H. W. Brands’ new book, Andrew Jackson: His Life and Times, gives Jackson a full and sympathetic treatment that firmly places him in the pantheon of great Americans, but not on the same footing as George Washington, Benjamin Franklin or Thomas Jefferson.
A Rousing Read
Brands, whose story-telling skills have increased with each outing — his last was the well-received The First American: The Life and Times of Benjamin Franklin — paints Jackson’s rough and tumble biography in lively, sometimes inspiring prose that makes this long book an easy read. (I listened to it in the unabridged audio version narrated by John H. Mayer.) He’s quick to credit Jackson for his two best traits — an unwavering belief in participatory democracy, and an unshakeable devotion to the American union. But he doesn’t flinch when calling out Jackson for small-minded and unprincipled behavior.
Pugnacious War Hero
Jackson, who almost single-handedly annexed Florida to the United States, and whose military acumen and tenacity won the battle of New Orleans against overwhelming British skill and manpower, was a popular war hero in his time. But he was pugnacious, engaging in street brawls, duels, and canings until too old to be a bully.

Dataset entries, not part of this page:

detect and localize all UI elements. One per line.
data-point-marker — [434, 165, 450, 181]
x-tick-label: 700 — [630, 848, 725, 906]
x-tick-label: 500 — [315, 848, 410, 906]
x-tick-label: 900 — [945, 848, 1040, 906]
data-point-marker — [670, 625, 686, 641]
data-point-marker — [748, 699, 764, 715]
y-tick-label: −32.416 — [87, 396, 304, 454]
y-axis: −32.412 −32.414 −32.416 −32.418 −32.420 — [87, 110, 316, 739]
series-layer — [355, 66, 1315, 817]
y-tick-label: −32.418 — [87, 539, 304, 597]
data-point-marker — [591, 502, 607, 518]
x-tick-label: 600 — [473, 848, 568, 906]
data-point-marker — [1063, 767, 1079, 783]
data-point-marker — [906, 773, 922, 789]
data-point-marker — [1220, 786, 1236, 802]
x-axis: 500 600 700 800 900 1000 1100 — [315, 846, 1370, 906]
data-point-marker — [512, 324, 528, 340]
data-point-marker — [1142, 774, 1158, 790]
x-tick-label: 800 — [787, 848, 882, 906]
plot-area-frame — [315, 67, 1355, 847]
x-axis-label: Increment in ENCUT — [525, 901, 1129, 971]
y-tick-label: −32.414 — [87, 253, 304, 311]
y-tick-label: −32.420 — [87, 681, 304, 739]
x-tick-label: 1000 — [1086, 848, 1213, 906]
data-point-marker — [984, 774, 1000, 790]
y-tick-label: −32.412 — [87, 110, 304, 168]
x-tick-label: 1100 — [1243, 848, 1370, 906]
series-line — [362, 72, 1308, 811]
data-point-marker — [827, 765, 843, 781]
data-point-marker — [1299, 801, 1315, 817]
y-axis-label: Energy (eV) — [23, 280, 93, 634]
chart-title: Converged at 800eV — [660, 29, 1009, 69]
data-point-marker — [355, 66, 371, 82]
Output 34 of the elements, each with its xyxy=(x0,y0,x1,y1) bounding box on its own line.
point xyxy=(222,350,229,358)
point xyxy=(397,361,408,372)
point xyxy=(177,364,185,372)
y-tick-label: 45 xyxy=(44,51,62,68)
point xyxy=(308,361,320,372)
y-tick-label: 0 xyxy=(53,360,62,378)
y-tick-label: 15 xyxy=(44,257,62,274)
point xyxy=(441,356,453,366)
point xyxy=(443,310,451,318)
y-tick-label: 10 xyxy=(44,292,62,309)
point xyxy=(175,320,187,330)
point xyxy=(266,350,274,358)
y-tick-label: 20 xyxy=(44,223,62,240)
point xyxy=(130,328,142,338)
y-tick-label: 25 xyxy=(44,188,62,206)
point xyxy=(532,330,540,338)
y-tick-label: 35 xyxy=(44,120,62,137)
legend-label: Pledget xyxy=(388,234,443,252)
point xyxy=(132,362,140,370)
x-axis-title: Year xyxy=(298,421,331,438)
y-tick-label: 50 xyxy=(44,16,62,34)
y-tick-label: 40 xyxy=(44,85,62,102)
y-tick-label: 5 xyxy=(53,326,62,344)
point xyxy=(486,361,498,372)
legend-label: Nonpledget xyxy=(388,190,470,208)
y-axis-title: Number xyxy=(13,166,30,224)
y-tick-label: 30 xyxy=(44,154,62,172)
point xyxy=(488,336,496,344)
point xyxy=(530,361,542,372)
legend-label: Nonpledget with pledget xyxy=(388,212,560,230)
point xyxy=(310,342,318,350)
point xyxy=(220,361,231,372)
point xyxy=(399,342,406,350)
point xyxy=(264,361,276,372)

And he often acted for the country based on his own beliefs — despite explicit orders to the contrary.
Sometimes haled as the first true democrat, Jackson expressed complete confidence in the will of the people, but, like other powerful leaders, came to believe his opinions best expressed that people’s will. A strong unionist at a time when many Southerners were leaning toward secession, he was a mystical, not rational unionist. He ignored the logical advice and counsel of others about preserving the union when it didn’t mesh with his thinking or came from people he didn’t like.
Roots of Devotion, Democracry
Brands’ biography makes it pretty clear that Jackson’s single-minded devotion to the union and his willingness to act without orders derived from his mother, whose bravery in facing down the British and rescuing her captured sons from two enemy prisons would be remarkable even today. But at book’s end, Jackson’s belief in democracy is still a mystery. He was literate, but not a scholar or thinker. He was a lawyer, but barely. He commanded by fiat, not consensus. The antecedents shout dictator; the facts say democracy. Go figure!